To prove that $f(n) + g(n) = O(n^2)$, we need to show that there exist positive constants $c$ and $n_0$ such that for all $n \geq n_0$:

$f(n) + g(n) \leq c \cdot n^2$

Given:

$f(n) = 3n^2 - n + 4$ $g(n) = n \log n + 5$

Step 1: Analyze $f(n)$

The function $f(n) = 3n^2 - n + 4$ is a quadratic function. We know that for sufficiently large $n$, the $3n^2$ term will dominate the linear term $-n$ and the constant term $4$. Therefore:

$f(n) \approx 3n^2$

Clearly, $f(n) \leq 4n^2$ for large $n$. Thus:

$f(n) = O(n^2)$

Step 2: Analyze $g(n)$

The function $g(n) = n \log n + 5$ is composed of a term $n \log n$ which grows faster than any linear function of $n$ but slower than any quadratic function of $n$. We can express $g(n)$ as:

$g(n) \leq n \log n + 5 \leq n^2 \text{ for large } n$

This is because $n \log n$ grows slower than $n^2$. Therefore:

$g(n) = O(n^2)$

Step 3: Combine $f(n)$ and $g(n)$

Now, consider the sum $f(n) + g(n)$:

$f(n) + g(n) = (3n^2 - n + 4) + (n \log n + 5) = 3n^2 + n \log n - n + 9$

For large $n$, the dominant term here is $3n^2$. Therefore:

$f(n) + g(n) \leq 3n^2 + n \log n + 9 \leq 4n^2 \text{ for large } n$

Thus, $f(n) + g(n) = O(n^2)$.

Conclusion

We have shown that both $f(n)$ and $g(n)$ are $O(n^2)$, and therefore their sum $f(n) + g(n)$ is also $O(n^2)$.
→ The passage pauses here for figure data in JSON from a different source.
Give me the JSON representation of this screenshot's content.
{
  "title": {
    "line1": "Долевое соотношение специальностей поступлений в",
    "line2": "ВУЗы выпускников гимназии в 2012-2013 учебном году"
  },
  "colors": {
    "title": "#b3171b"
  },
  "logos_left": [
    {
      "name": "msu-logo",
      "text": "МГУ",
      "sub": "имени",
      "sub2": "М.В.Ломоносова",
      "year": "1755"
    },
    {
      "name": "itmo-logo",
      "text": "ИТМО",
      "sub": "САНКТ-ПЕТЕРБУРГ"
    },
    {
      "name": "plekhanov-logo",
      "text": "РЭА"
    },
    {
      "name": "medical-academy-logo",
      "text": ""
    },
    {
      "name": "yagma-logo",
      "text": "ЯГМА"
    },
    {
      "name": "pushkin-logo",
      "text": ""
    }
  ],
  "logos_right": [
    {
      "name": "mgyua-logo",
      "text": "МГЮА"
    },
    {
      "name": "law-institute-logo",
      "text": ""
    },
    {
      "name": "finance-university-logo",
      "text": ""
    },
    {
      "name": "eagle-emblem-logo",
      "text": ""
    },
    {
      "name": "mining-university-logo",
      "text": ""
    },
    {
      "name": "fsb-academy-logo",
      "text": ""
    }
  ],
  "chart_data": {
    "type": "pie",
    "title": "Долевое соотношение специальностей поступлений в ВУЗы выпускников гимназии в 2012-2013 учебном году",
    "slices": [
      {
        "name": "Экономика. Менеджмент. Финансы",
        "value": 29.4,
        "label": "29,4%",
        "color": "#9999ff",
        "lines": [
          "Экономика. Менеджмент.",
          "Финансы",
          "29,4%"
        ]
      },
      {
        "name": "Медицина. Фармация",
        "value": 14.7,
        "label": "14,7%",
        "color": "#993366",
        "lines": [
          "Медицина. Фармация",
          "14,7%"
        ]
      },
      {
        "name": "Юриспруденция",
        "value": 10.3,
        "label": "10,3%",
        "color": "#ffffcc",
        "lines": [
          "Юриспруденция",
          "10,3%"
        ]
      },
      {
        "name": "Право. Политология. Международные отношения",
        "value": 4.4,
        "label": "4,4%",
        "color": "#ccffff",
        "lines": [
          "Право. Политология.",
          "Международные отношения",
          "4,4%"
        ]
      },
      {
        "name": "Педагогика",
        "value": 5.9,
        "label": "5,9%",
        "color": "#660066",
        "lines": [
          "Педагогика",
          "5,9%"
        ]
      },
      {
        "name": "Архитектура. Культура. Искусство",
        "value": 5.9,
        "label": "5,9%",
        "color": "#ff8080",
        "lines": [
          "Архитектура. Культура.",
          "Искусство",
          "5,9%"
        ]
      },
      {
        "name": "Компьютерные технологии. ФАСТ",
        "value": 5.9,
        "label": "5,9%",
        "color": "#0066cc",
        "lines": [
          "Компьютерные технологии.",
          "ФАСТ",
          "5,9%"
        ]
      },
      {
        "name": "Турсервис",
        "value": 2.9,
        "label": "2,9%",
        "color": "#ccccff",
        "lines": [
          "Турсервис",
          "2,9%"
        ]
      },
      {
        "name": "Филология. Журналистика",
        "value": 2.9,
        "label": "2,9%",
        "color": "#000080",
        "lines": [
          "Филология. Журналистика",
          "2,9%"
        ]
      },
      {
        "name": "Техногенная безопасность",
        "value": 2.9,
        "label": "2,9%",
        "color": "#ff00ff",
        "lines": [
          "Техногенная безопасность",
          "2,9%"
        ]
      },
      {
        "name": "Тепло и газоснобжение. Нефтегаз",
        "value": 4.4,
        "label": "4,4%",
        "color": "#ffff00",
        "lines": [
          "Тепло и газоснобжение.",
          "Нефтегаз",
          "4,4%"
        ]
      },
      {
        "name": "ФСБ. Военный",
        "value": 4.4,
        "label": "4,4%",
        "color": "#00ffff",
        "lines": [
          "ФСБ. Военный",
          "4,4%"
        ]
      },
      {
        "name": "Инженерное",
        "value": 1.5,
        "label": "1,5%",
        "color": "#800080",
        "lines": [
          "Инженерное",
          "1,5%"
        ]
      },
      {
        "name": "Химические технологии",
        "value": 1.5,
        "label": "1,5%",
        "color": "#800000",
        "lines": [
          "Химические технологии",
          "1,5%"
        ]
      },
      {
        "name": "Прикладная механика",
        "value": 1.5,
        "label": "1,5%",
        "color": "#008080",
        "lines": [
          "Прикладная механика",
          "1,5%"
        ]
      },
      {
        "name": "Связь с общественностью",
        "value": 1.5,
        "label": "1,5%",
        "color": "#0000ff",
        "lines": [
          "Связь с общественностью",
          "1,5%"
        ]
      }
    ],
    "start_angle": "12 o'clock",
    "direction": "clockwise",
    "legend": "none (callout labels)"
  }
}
Would you like to go over any part of this proof in more detail or do you have any questions?

Here are 5 related questions you might find interesting:

1. How would the analysis change if $f(n)$ was a cubic function?
2. Can $f(n) + g(n)$ be $O(n \log n)$?
3. What if $g(n) = n^2 \log n$? How would that affect the proof?
4. How can we prove that a function is $\Omega(n^2)$?
5. What is the difference between $O(n^2)$ and $\Theta(n^2)$?

Tip: When proving a function is $O(g(n))$, focus on identifying the dominant term for large $n$.